To tutaj musi pojawić się przebaczenie, umiejętność odpuszczania tych "przewinień". Przebaczenie jest prawem człowieka, ponieważ Chrystus udzielił go w sposób całkowity i nieodwracalny każdej osobie gotowej przyjąć je pokornym i skruszonym sercem (por. Ps 51,17), przebaczenie, które oczywiście nie wymazuje przeszłości, ale przygotowuje nas do przygotowania się na przyszłość.

Nie możemy tkwić w przeszłości; jeśli pozostaniemy zakotwiczeni w bólu związanym z przestępstwem, zablokujemy nasz rozwój jako wolnych ludzi. W przebaczeniu odzyskuję swoją wolność, a także uznaję innych za wolne podmioty, z którymi mogę na nowo dzielić się Prawdą i Dobrem.

Nie jest to łatwe, ponieważ przebaczenie nie jest uczuciem która powstaje spontanicznie, jest aktem woliJest to ćwiczenie osobistej wolności tego, kto nie chce być przykuty do urazy za obrazę, która z pewnością była bardziej w naszej dumie niż w rzeczywistości. Jest to również akt pokory i siłyTrzeba przebaczać jako grzesznicy, którymi jesteśmy, a nie jako sprawiedliwi. Codziennie powtarzamy: "...odpuść nam nasze winy, jako i my odpuszczamy tym, którzy przeciw nam zawinili."Z tego powodu przebaczenie nie jest udzielane, jest dzielone.

W tym przypadku rola Rady Zarządzającej musi zawsze polegać na uczenie się i nauczanie przebaczeniazachęcać braci do poświęcenia swojej wolności w celu szukaj, poznaj i wybierz Dobra; ta sekwencja z konieczności kończy się przebaczeniem.

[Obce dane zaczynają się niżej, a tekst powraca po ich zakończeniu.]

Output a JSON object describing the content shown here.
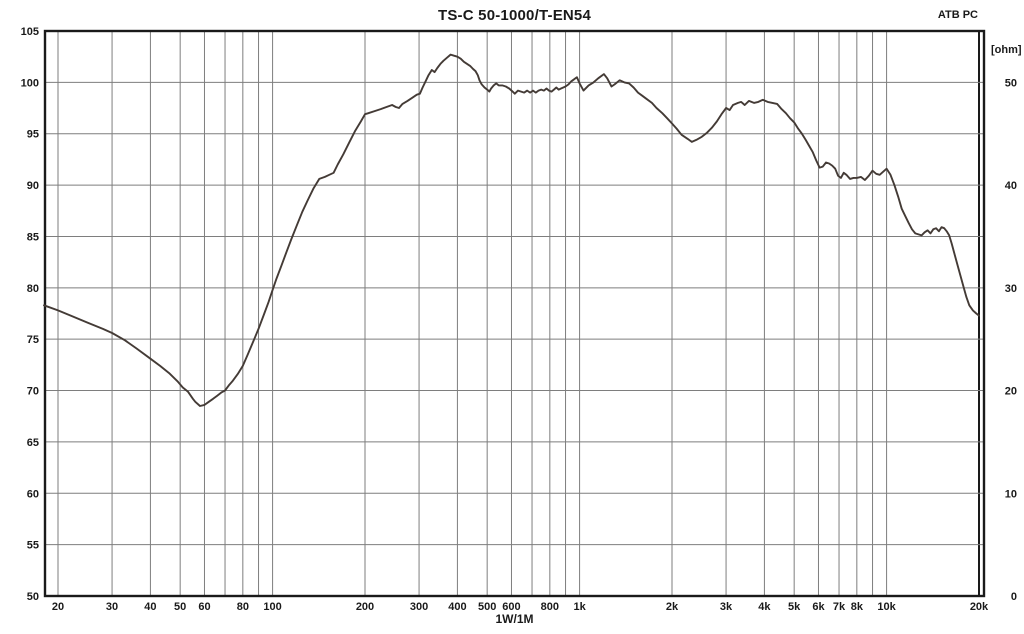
{
  "colors": {
    "background": "#ffffff",
    "grid": "#7e7e7e",
    "border": "#1a1a1a",
    "curve": "#443b36",
    "text": "#1a1a1a"
  },
  "chart_data": {
    "type": "line",
    "title": "TS-C 50-1000/T-EN54",
    "watermark": "ATB PC",
    "grid": "on",
    "x_axis": {
      "scale": "log",
      "unit": "Hz",
      "caption": "1W/1M",
      "range_hz": [
        18,
        20500
      ],
      "gridlines_hz": [
        20,
        30,
        40,
        50,
        60,
        70,
        80,
        90,
        100,
        200,
        300,
        400,
        500,
        600,
        700,
        800,
        900,
        1000,
        2000,
        3000,
        4000,
        5000,
        6000,
        7000,
        8000,
        9000,
        10000,
        20000
      ],
      "ticks": [
        {
          "v": 20,
          "label": "20"
        },
        {
          "v": 30,
          "label": "30"
        },
        {
          "v": 40,
          "label": "40"
        },
        {
          "v": 50,
          "label": "50"
        },
        {
          "v": 60,
          "label": "60"
        },
        {
          "v": 80,
          "label": "80"
        },
        {
          "v": 100,
          "label": "100"
        },
        {
          "v": 200,
          "label": "200"
        },
        {
          "v": 300,
          "label": "300"
        },
        {
          "v": 400,
          "label": "400"
        },
        {
          "v": 500,
          "label": "500"
        },
        {
          "v": 600,
          "label": "600"
        },
        {
          "v": 800,
          "label": "800"
        },
        {
          "v": 1000,
          "label": "1k"
        },
        {
          "v": 2000,
          "label": "2k"
        },
        {
          "v": 3000,
          "label": "3k"
        },
        {
          "v": 4000,
          "label": "4k"
        },
        {
          "v": 5000,
          "label": "5k"
        },
        {
          "v": 6000,
          "label": "6k"
        },
        {
          "v": 7000,
          "label": "7k"
        },
        {
          "v": 8000,
          "label": "8k"
        },
        {
          "v": 10000,
          "label": "10k"
        },
        {
          "v": 20000,
          "label": "20k"
        }
      ]
    },
    "y_left_axis": {
      "min": 50,
      "max": 105,
      "tick_step": 5,
      "ticks": [
        105,
        100,
        95,
        90,
        85,
        80,
        75,
        70,
        65,
        60,
        55,
        50
      ]
    },
    "y_right_axis": {
      "unit_label": "[ohm]",
      "min": 0,
      "max": 55,
      "ticks": [
        {
          "v": 50,
          "label": "50"
        },
        {
          "v": 40,
          "label": "40"
        },
        {
          "v": 30,
          "label": "30"
        },
        {
          "v": 20,
          "label": "20"
        },
        {
          "v": 10,
          "label": "10"
        },
        {
          "v": 0,
          "label": "0"
        }
      ]
    },
    "series": [
      {
        "name": "spl-frequency-response",
        "points_hz_db": [
          [
            18,
            78.3
          ],
          [
            20,
            77.8
          ],
          [
            22,
            77.3
          ],
          [
            25,
            76.6
          ],
          [
            28,
            76.0
          ],
          [
            30,
            75.6
          ],
          [
            33,
            74.9
          ],
          [
            36,
            74.1
          ],
          [
            40,
            73.1
          ],
          [
            43,
            72.4
          ],
          [
            46,
            71.7
          ],
          [
            49,
            70.9
          ],
          [
            51,
            70.3
          ],
          [
            53,
            69.9
          ],
          [
            55,
            69.2
          ],
          [
            56,
            68.9
          ],
          [
            58,
            68.5
          ],
          [
            60,
            68.6
          ],
          [
            62,
            68.9
          ],
          [
            64,
            69.2
          ],
          [
            66,
            69.5
          ],
          [
            68,
            69.8
          ],
          [
            70,
            70.0
          ],
          [
            72,
            70.5
          ],
          [
            74,
            70.9
          ],
          [
            77,
            71.6
          ],
          [
            80,
            72.4
          ],
          [
            83,
            73.5
          ],
          [
            86,
            74.6
          ],
          [
            90,
            76.0
          ],
          [
            94,
            77.5
          ],
          [
            97,
            78.6
          ],
          [
            100,
            79.8
          ],
          [
            103,
            80.9
          ],
          [
            107,
            82.2
          ],
          [
            111,
            83.5
          ],
          [
            115,
            84.7
          ],
          [
            120,
            86.1
          ],
          [
            125,
            87.4
          ],
          [
            130,
            88.5
          ],
          [
            136,
            89.7
          ],
          [
            142,
            90.6
          ],
          [
            148,
            90.8
          ],
          [
            153,
            91.0
          ],
          [
            158,
            91.2
          ],
          [
            163,
            92.0
          ],
          [
            170,
            93.0
          ],
          [
            178,
            94.2
          ],
          [
            186,
            95.3
          ],
          [
            194,
            96.2
          ],
          [
            200,
            96.9
          ],
          [
            205,
            97.0
          ],
          [
            215,
            97.2
          ],
          [
            225,
            97.4
          ],
          [
            235,
            97.6
          ],
          [
            245,
            97.8
          ],
          [
            252,
            97.6
          ],
          [
            258,
            97.5
          ],
          [
            265,
            97.9
          ],
          [
            275,
            98.2
          ],
          [
            285,
            98.5
          ],
          [
            295,
            98.8
          ],
          [
            302,
            98.9
          ],
          [
            308,
            99.5
          ],
          [
            315,
            100.1
          ],
          [
            322,
            100.7
          ],
          [
            330,
            101.2
          ],
          [
            337,
            101.0
          ],
          [
            344,
            101.4
          ],
          [
            352,
            101.8
          ],
          [
            360,
            102.1
          ],
          [
            370,
            102.4
          ],
          [
            380,
            102.7
          ],
          [
            390,
            102.6
          ],
          [
            400,
            102.5
          ],
          [
            410,
            102.3
          ],
          [
            420,
            102.0
          ],
          [
            430,
            101.8
          ],
          [
            440,
            101.6
          ],
          [
            450,
            101.3
          ],
          [
            458,
            101.1
          ],
          [
            466,
            100.7
          ],
          [
            472,
            100.2
          ],
          [
            480,
            99.8
          ],
          [
            490,
            99.5
          ],
          [
            500,
            99.3
          ],
          [
            508,
            99.1
          ],
          [
            515,
            99.4
          ],
          [
            525,
            99.7
          ],
          [
            535,
            99.9
          ],
          [
            545,
            99.7
          ],
          [
            560,
            99.7
          ],
          [
            575,
            99.6
          ],
          [
            590,
            99.4
          ],
          [
            605,
            99.1
          ],
          [
            615,
            98.9
          ],
          [
            630,
            99.2
          ],
          [
            645,
            99.1
          ],
          [
            660,
            99.0
          ],
          [
            675,
            99.2
          ],
          [
            690,
            99.0
          ],
          [
            705,
            99.2
          ],
          [
            720,
            99.0
          ],
          [
            735,
            99.2
          ],
          [
            750,
            99.3
          ],
          [
            765,
            99.2
          ],
          [
            780,
            99.4
          ],
          [
            795,
            99.2
          ],
          [
            810,
            99.1
          ],
          [
            825,
            99.3
          ],
          [
            840,
            99.5
          ],
          [
            855,
            99.3
          ],
          [
            870,
            99.4
          ],
          [
            885,
            99.5
          ],
          [
            900,
            99.6
          ],
          [
            920,
            99.8
          ],
          [
            940,
            100.1
          ],
          [
            960,
            100.3
          ],
          [
            980,
            100.5
          ],
          [
            1000,
            99.9
          ],
          [
            1030,
            99.2
          ],
          [
            1070,
            99.7
          ],
          [
            1110,
            100.0
          ],
          [
            1150,
            100.4
          ],
          [
            1200,
            100.8
          ],
          [
            1230,
            100.4
          ],
          [
            1270,
            99.6
          ],
          [
            1300,
            99.8
          ],
          [
            1350,
            100.2
          ],
          [
            1400,
            100.0
          ],
          [
            1450,
            99.9
          ],
          [
            1500,
            99.5
          ],
          [
            1550,
            99.0
          ],
          [
            1600,
            98.7
          ],
          [
            1650,
            98.4
          ],
          [
            1720,
            98.0
          ],
          [
            1780,
            97.5
          ],
          [
            1860,
            97.0
          ],
          [
            1930,
            96.5
          ],
          [
            2000,
            96.0
          ],
          [
            2070,
            95.5
          ],
          [
            2150,
            94.9
          ],
          [
            2250,
            94.5
          ],
          [
            2320,
            94.2
          ],
          [
            2400,
            94.4
          ],
          [
            2500,
            94.7
          ],
          [
            2600,
            95.1
          ],
          [
            2700,
            95.6
          ],
          [
            2800,
            96.2
          ],
          [
            2900,
            96.9
          ],
          [
            3000,
            97.5
          ],
          [
            3080,
            97.3
          ],
          [
            3160,
            97.8
          ],
          [
            3280,
            98.0
          ],
          [
            3360,
            98.1
          ],
          [
            3450,
            97.8
          ],
          [
            3560,
            98.2
          ],
          [
            3700,
            98.0
          ],
          [
            3820,
            98.1
          ],
          [
            3950,
            98.3
          ],
          [
            4100,
            98.1
          ],
          [
            4250,
            98.0
          ],
          [
            4400,
            97.9
          ],
          [
            4550,
            97.4
          ],
          [
            4700,
            97.0
          ],
          [
            4850,
            96.5
          ],
          [
            5000,
            96.1
          ],
          [
            5150,
            95.5
          ],
          [
            5300,
            95.0
          ],
          [
            5450,
            94.4
          ],
          [
            5600,
            93.8
          ],
          [
            5750,
            93.2
          ],
          [
            5900,
            92.4
          ],
          [
            6050,
            91.7
          ],
          [
            6200,
            91.8
          ],
          [
            6350,
            92.2
          ],
          [
            6500,
            92.1
          ],
          [
            6650,
            91.9
          ],
          [
            6800,
            91.6
          ],
          [
            6950,
            90.9
          ],
          [
            7100,
            90.7
          ],
          [
            7250,
            91.2
          ],
          [
            7400,
            91.0
          ],
          [
            7600,
            90.6
          ],
          [
            7800,
            90.7
          ],
          [
            8000,
            90.7
          ],
          [
            8250,
            90.8
          ],
          [
            8500,
            90.5
          ],
          [
            8750,
            90.9
          ],
          [
            9000,
            91.4
          ],
          [
            9250,
            91.1
          ],
          [
            9500,
            91.0
          ],
          [
            9750,
            91.3
          ],
          [
            10000,
            91.6
          ],
          [
            10300,
            91.0
          ],
          [
            10600,
            90.0
          ],
          [
            10900,
            88.9
          ],
          [
            11200,
            87.7
          ],
          [
            11500,
            87.0
          ],
          [
            11800,
            86.3
          ],
          [
            12100,
            85.7
          ],
          [
            12400,
            85.3
          ],
          [
            12700,
            85.2
          ],
          [
            13000,
            85.1
          ],
          [
            13300,
            85.4
          ],
          [
            13600,
            85.6
          ],
          [
            13900,
            85.3
          ],
          [
            14200,
            85.7
          ],
          [
            14500,
            85.8
          ],
          [
            14800,
            85.5
          ],
          [
            15100,
            85.9
          ],
          [
            15400,
            85.8
          ],
          [
            15700,
            85.5
          ],
          [
            16000,
            85.1
          ],
          [
            16300,
            84.3
          ],
          [
            16600,
            83.4
          ],
          [
            17000,
            82.3
          ],
          [
            17400,
            81.2
          ],
          [
            17800,
            80.1
          ],
          [
            18200,
            79.1
          ],
          [
            18600,
            78.3
          ],
          [
            19100,
            77.8
          ],
          [
            19600,
            77.5
          ],
          [
            20000,
            77.3
          ]
        ]
      }
    ]
  }
}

Chodzi o to, by widzieć życie braterskie jako spotkanie życia i wolności, a nie obmowy i bandytyzmu. Z pewnością nikt nie jest wolny od spowodowania, poprzez działanie lub zaniechanie, sytuacji, które wywołały gniew innych, w tym członków Rady Zarządzającej, być może tych bardziej niż innych; ale wszyscy zawsze mamy środki zaradcze, pomimo naszych błędów, ponieważ nie jesteśmy tym, co czujemy lub co robimy, to nas nie stanowi, nie jest się swoimi błędamiponieważ jest wolny, co pozwala mu je utrzymać lub pokonać.

Tylko w ten sposób można zapewnić, że bractwo będzie miejscem o dynamizmie właściwym dla życia teologicznego, w którym wiara rodzi nadzieję i nadzieja umożliwia i wspiera wdrażanie miłośćw którym przepraszam. Miejsce, do którego zawsze wraca, bo jak mówi Chavela Vargas, "zawsze wraca się do starych miejsc, gdzie kochało się życie". 

AutorIgnacio Valduérteles

PhD in Business Administration. Dyrektor Instituto de Investigación Aplicada a la Pyme. Brat Starszy (2017-2020) Bractwa Soledad de San Lorenzo, w Sewilli. Opublikował kilka książek, monografii i artykułów na temat bractw.

Biuletyn informacyjny La Brújula Zostaw nam swój e-mail i otrzymuj co tydzień najnowsze wiadomości z katolickim punktem widzenia.